The Army radicals saw themselves as martyrs for the liberties of the people: ‘For your safety and freedom we have cheerfully endured hard labours and run most desperate hazards. And in comparison to your peace and freedom we neither do nor ever shall value our dearest blood; and we profess our bowels are and have been troubled and our hearts pained within us in seeing and considering that you have been so long bereaved of these fruits and ends of all our labours and hazards.’ What they meant was that the Army commanders did not appreciate the cause for which they had fought. It was in this attitude of intransigence that they came to Putney.

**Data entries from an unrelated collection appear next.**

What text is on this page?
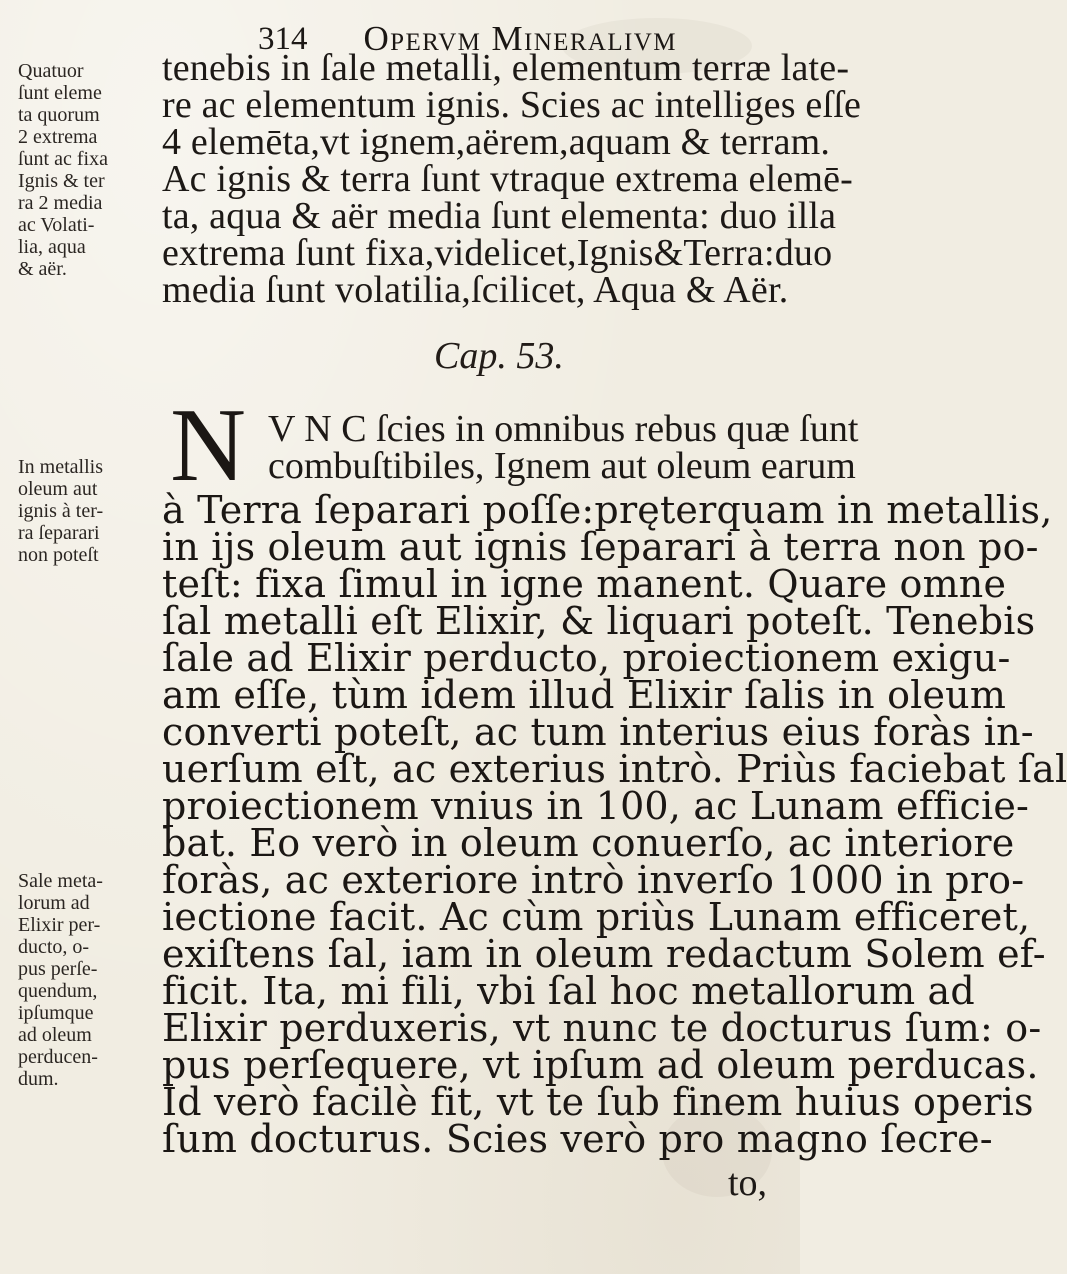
314 Opervm Mineralivm
Quatuor
ſunt eleme
ta quorum
2 extrema
ſunt ac fixa
Ignis & ter
ra 2 media
ac Volati-
lia, aqua
& aër.
In metallis
oleum aut
ignis à ter-
ra ſeparari
non poteſt
Sale meta-
lorum ad
Elixir per-
ducto, o-
pus perſe-
quendum,
ipſumque
ad oleum
perducen-
dum.
tenebis in ſale metalli, elementum terræ late-
re ac elementum ignis. Scies ac intelliges eſſe
4 elemēta,vt ignem,aërem,aquam & terram.
Ac ignis & terra ſunt vtraque extrema elemē-
ta, aqua & aër media ſunt elementa: duo illa
extrema ſunt fixa,videlicet,Ignis&Terra:duo
media ſunt volatilia,ſcilicet, Aqua & Aër.
Cap. 53.
N V N C ſcies in omnibus rebus quæ ſunt
combuſtibiles, Ignem aut oleum earum
à Terra ſeparari poſſe:pręterquam in metallis,
in ijs oleum aut ignis ſeparari à terra non po-
teſt: fixa ſimul in igne manent. Quare omne
ſal metalli eſt Elixir, & liquari poteſt. Tenebis
ſale ad Elixir perducto, proiectionem exigu-
am eſſe, tùm idem illud Elixir ſalis in oleum
converti poteſt, ac tum interius eius foràs in-
uerſum eſt, ac exterius intrò. Priùs faciebat ſal
proiectionem vnius in 100, ac Lunam efficie-
bat. Eo verò in oleum conuerſo, ac interiore
foràs, ac exteriore intrò inverſo 1000 in pro-
iectione facit. Ac cùm priùs Lunam efficeret,
exiſtens ſal, iam in oleum redactum Solem ef-
ficit. Ita, mi fili, vbi ſal hoc metallorum ad
Elixir perduxeris, vt nunc te docturus ſum: o-
pus perſequere, vt ipſum ad oleum perducas.
Id verò facilè fit, vt te ſub finem huius operis
ſum docturus. Scies verò pro magno ſecre-
to,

Not all MPs turned a deaf ear to the Army radicals. Thomas Rainborough was a member of the tiny republican group of MPs led by Henry Marten. He was the son of a naval commander, brought up to be a sailor, and served for a short spell at sea as a vice-admiral. Then he became a colonel
and raised a regiment under Manchester, officered mainly by men who had emigrated to New England but come home. He managed to capture Crowland Abbey, which made his name; he was given command of a regiment in the New Model Army, and fought at Naseby and Bristol; at Bristol he took Prior’s Hill Fort, and put everyone in it to the sword. He was tall and hefty, strong, intimidating, known both for his daring and for the very strict discipline he imposed on his men. He was especially gifted at siegecraft, and he liked to use the pike, a weapon suited to his great size and strength. He had pikeman values, too: stand together or fall apart.
But he was hotheaded, and always went just a little further than other people. He became more radical as the 1640s wore on. Disgusted especially by Charles’s intransigence in rejecting the Heads of the Proposals, he spread the story of his stubbornness through the army. His dislike of the king meant that he distrusted Cromwell and Ireton for continuing to talk to Charles. In his ardent republicanism he was influenced by Henry Marten and hence by the political philosophies of the ancients, but it was also the outcome of his experience and his reading. He was also angry that Cromwell had opposed his appointment as vice-admiral. Cromwell saw him not only as a personal enemy, but as ‘endeavouring to have no other power to rule but the sword’.